The taxman has this morning confirmed it is no longer planning to have the smallest businesses report back quarterly on their tax affairs.
HM Revenue & Customs (HMRC) announced 1.3m unincorporated businesses and landlords with turnover less than £10,000 would be able to use the digital services it’s currently rolling out without having to either keep their records digitally or check in with the taxman once every three months.
In addition to the announcement, HMRC also launched six consultations on Making Tax Digital – its initiative to turn HMRC into a digital tax force to be reckoned with by 2020 – and these will be open for replies until November.
The decision to not require 1.3m businesses to report quarterly, which HMRC said came after months of discussion with business and agent groups, may be extended to further groups of businesses while it was also looking into the best ways to help businesses with the transition to digital.
"We are committed to a transparent and accessible tax system fit for the digital age, and Making Tax Digital is at the heart of these plans," said financial secretary to the Treasury, Jane Ellison. "This new system will make the UK's tax administration more efficient and straightforward, and will offer businesses greater clarity when it comes to paying their tax bills.
“By replacing the annual tax return with simple, digital updates, businesses will be able to concentrate on putting people and profit, not paperwork, first."
Mike Cherry, Federation of Small Businesses national chairman, added:
Removing small firms and the self-employed with modest turnovers altogether from the proposals will now mean that in addition to the 1.6m small businesses and landlords that were already excluded, as a result of these changes announced, a further 1.3m small firms and landlords will no longer be in scope.

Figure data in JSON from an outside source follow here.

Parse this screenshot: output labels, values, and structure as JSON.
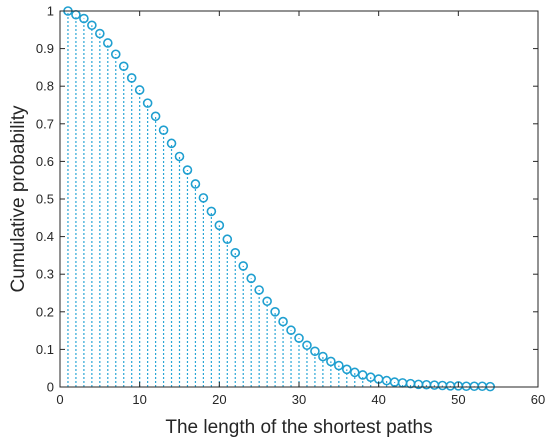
{
  "chart_data": {
    "type": "stem",
    "xlabel": "The length of the shortest paths",
    "ylabel": "Cumulative probability",
    "xlim": [
      0,
      60
    ],
    "ylim": [
      0,
      1
    ],
    "xticks": [
      0,
      10,
      20,
      30,
      40,
      50,
      60
    ],
    "yticks": [
      0,
      0.1,
      0.2,
      0.3,
      0.4,
      0.5,
      0.6,
      0.7,
      0.8,
      0.9,
      1
    ],
    "grid": false,
    "color": "#2aa6d6",
    "marker_color": "#1f9fd0",
    "x": [
      1,
      2,
      3,
      4,
      5,
      6,
      7,
      8,
      9,
      10,
      11,
      12,
      13,
      14,
      15,
      16,
      17,
      18,
      19,
      20,
      21,
      22,
      23,
      24,
      25,
      26,
      27,
      28,
      29,
      30,
      31,
      32,
      33,
      34,
      35,
      36,
      37,
      38,
      39,
      40,
      41,
      42,
      43,
      44,
      45,
      46,
      47,
      48,
      49,
      50,
      51,
      52,
      53,
      54
    ],
    "values": [
      1.0,
      0.99,
      0.98,
      0.962,
      0.94,
      0.915,
      0.885,
      0.853,
      0.822,
      0.79,
      0.755,
      0.72,
      0.683,
      0.648,
      0.613,
      0.577,
      0.54,
      0.503,
      0.467,
      0.43,
      0.393,
      0.357,
      0.322,
      0.289,
      0.258,
      0.228,
      0.2,
      0.174,
      0.151,
      0.13,
      0.111,
      0.095,
      0.081,
      0.068,
      0.057,
      0.047,
      0.039,
      0.032,
      0.026,
      0.021,
      0.017,
      0.013,
      0.011,
      0.009,
      0.007,
      0.006,
      0.005,
      0.004,
      0.003,
      0.003,
      0.002,
      0.002,
      0.002,
      0.001
    ]
  }
}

This means that half of the UK's 5.4m small businesses will not be affected by quarterly tax reporting. The expansion of cash accounting, a longer lead-in time for implementation and the offer of direct financial assistance will also help.

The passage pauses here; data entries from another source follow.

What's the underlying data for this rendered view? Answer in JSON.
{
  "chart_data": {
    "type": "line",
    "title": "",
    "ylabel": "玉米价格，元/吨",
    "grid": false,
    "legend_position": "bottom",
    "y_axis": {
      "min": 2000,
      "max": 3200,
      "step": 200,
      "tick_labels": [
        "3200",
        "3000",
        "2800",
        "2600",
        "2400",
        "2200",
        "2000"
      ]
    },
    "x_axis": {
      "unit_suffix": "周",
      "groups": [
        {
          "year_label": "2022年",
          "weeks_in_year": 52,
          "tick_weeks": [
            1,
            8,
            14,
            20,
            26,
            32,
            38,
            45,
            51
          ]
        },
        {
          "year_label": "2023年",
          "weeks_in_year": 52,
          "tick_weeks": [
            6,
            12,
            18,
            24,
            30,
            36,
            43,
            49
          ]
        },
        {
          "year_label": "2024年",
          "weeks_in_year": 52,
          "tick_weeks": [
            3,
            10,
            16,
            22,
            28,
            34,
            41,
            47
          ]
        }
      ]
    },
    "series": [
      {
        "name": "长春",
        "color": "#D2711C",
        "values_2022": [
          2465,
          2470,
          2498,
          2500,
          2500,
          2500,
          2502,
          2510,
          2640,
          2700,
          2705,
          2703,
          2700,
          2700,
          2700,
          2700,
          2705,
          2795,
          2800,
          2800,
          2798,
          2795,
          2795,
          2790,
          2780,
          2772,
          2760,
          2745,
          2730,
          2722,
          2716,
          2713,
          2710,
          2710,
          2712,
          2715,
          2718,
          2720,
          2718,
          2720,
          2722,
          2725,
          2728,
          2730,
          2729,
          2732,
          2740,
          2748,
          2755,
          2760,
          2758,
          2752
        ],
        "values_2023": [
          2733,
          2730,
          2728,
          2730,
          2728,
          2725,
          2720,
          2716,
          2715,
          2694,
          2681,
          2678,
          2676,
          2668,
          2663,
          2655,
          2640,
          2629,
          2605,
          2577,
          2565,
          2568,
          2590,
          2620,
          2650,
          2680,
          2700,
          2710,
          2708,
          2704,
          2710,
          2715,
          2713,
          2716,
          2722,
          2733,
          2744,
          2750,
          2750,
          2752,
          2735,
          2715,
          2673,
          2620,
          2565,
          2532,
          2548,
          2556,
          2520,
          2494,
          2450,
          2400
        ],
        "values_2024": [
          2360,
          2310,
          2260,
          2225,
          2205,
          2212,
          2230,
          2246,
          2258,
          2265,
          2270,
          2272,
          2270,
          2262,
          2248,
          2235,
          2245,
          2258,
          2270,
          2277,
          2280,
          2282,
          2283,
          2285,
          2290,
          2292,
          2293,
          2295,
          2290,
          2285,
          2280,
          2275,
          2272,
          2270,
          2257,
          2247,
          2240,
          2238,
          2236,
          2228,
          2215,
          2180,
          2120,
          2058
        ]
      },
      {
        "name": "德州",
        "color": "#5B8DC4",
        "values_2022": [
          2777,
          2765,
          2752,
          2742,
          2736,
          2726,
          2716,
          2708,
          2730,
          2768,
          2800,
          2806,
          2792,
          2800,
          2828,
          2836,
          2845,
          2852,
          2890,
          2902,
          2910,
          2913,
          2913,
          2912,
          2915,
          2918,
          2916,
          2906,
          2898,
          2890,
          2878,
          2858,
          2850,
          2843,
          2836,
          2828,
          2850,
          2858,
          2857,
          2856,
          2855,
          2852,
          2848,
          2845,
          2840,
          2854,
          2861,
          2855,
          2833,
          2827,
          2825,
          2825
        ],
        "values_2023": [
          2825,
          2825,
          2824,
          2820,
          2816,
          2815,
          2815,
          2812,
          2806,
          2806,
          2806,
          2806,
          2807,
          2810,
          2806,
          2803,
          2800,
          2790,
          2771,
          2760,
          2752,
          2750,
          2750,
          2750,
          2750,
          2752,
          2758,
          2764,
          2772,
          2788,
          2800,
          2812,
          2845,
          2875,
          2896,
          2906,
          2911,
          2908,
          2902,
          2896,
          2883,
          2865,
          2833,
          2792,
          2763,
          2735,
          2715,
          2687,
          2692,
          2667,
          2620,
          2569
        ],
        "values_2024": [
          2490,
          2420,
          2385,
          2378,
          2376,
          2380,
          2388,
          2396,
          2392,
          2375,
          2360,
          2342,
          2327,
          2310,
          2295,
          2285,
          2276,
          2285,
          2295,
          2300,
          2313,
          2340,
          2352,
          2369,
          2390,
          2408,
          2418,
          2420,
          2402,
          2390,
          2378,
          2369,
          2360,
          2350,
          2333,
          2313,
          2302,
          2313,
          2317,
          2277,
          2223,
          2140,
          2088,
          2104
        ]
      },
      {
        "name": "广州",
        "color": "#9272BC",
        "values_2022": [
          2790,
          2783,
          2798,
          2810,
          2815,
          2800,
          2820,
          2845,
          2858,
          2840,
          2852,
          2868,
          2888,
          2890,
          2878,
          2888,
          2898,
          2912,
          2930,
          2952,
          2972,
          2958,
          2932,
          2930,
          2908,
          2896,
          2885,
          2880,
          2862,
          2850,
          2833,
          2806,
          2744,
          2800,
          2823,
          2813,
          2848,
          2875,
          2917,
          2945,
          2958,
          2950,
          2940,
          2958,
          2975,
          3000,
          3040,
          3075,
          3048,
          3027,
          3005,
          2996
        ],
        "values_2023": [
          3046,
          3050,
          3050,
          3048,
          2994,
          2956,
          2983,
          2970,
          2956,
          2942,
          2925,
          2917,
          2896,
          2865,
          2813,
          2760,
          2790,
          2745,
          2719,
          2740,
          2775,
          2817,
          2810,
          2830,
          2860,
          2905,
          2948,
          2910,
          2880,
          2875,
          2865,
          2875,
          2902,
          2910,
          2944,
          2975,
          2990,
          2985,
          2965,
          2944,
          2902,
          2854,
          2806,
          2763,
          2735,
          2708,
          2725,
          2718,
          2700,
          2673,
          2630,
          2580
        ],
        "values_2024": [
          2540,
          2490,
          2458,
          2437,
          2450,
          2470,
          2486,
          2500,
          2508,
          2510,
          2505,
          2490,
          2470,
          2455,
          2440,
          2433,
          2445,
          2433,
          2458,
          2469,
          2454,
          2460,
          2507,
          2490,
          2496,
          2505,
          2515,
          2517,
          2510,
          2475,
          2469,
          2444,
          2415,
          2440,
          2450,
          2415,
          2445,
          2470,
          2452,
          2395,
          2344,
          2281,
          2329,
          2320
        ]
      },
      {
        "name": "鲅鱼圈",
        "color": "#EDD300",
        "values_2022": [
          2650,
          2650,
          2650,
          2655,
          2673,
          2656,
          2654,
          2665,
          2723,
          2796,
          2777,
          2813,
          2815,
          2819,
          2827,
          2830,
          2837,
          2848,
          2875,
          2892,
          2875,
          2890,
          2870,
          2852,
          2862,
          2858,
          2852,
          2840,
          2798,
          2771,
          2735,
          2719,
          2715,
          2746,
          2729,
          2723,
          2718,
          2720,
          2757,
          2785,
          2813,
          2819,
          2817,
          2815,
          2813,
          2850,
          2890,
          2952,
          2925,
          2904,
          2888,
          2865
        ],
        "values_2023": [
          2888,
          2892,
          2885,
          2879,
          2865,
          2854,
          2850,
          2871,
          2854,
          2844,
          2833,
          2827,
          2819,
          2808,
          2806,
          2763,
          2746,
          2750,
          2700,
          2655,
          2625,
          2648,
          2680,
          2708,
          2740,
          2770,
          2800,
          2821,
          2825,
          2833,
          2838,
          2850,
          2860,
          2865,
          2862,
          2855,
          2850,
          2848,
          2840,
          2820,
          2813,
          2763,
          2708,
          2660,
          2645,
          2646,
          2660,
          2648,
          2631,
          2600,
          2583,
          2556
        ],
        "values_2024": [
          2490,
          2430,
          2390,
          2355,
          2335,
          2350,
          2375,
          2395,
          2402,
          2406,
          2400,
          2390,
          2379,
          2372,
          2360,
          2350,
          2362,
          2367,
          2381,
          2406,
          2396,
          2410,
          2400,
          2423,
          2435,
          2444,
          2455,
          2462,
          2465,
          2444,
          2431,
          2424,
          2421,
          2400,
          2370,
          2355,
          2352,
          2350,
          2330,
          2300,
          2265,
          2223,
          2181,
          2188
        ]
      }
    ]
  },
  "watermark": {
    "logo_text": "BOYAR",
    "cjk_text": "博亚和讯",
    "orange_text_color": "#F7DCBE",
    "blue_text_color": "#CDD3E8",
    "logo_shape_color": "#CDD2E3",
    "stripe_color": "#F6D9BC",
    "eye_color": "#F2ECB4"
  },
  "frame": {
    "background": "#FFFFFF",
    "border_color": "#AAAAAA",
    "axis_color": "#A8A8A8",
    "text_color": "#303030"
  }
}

Meanwhile, Andrew Tyrie, chairman of the Treasury Select Committee, said:
Exempting those small firms and the self-employed whose primary income from a business is below £10,000 is welcome. It’s also common sense. They should have been given this exemption in the first place.
Small business owners recoiled so much at the idea of having to fill out something akin to a tax return four times a year that a petition on the matter has previously garnered itself more than 100,000 signatures.